Wpisy do logu 05.Drizzt z domu Urden 7x 0x 2x
2019-09-04 16:45 slawekragnar (2078) - Komentarz
Skrzynka w miejscu niebezpiecznym-archiwizacja.
2019-09-04 16:44 slawekragnar (2078) - Skrzynka została zarchiwizowana
2018-11-11 14:12 Opona Tramwajowa (3486) - Znaleziona
Najbardziej podchwytliwe miejsce ukrycia było puste, a to już niepodobne do Sławka :). Po dłuższych poszukiwaniach mikrus się poddał, za to wełna dokuczała jeszcze przez długi czas. Dzięki
2018-11-11 14:05 gura (6312) - Znaleziona
#2820
Wyprawa niepodległościowa ;)
Najbardziej upierdliwy. Aż musieliśmy się konsultować. No ale był tam gdzie miał być. Opony trochę zwaciały szklanie po tym keszu.
2018-11-11 14:03 Lumen (8571) - Znaleziona
Po tej skrzyneczce moje spodnie i buciory nadawały się jedynie do pralki z podwójnym wirowaniem. Kesz ukrywał się długo, sprytnie schowany!
2018-08-18 10:30 Esi4 (2078) - Znaleziona
Jakimś cudem w końcu się udało, choć zwątpienie już przyszło
2018-08-18 10:30 AER (1594) - Znaleziona
Weekendowe keszospacery dorosłej części AERoklubu.
Cztery osoby, dwadzieścia minut, dwa telefony pospojlerowe i nic. Rozstąp się ziemio! diabeł ogonem nakrył! Nimo!
A potem druga wizyta, już ze stuprocentowym spojlerem od Właściciela i znalezione w dziesięć sekund… NA PEWNO tam szukaliśmy!
Geoślepota, nauczka i upokorzenie. Dziękuję bardzo, kubeł zimnej wody co jakiś czas wskazany…
AERoklub
2018-04-18 18:45 slawekragnar (2078) - Komentarz
Proszę przed wejściem przeczytać szyfrowaną podpowiedź, a keszerów o delikatnym naskórku ostrzegam raz jeszcze: to jest skrzynka niebezpieczna :P
2018-04-14 14:04 niemen (2518) - Znaleziona
FTF razem z Weskerem
O dżizys, tego kesza omijajcie szerokim łukiem, szukając utonęliśmy w mgławicy szklanej waty... do wieczora czochraliśmy się i pluliśmy jak dzikie świnie... a miałeś Sławku super dziurę o podobnym wejściu, ale na pewno czyściejszą, 100m na północ od Jasnowłosej.
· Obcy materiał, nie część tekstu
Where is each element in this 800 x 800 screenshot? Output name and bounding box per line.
Po raz pierwszy na OC daję dwóję, Sławek - popraw się
2018-04-14 14:02 Wesker (10117) - Znaleziona
FTF z Niemenem. Tu niestety nam się mniej podobało, a to wszystko ze względu na wełnę mineralną, która czuliśmy bardzo długo. Jak się weszło to było spoko, ale po chwili gramolenia się w środku cała wełna zaczęła unosić się w powietrzu. Keszyk bardzo dobrze schowany, przegapiony przez nas przy pierwszych poszukiwaniach. Dzięki.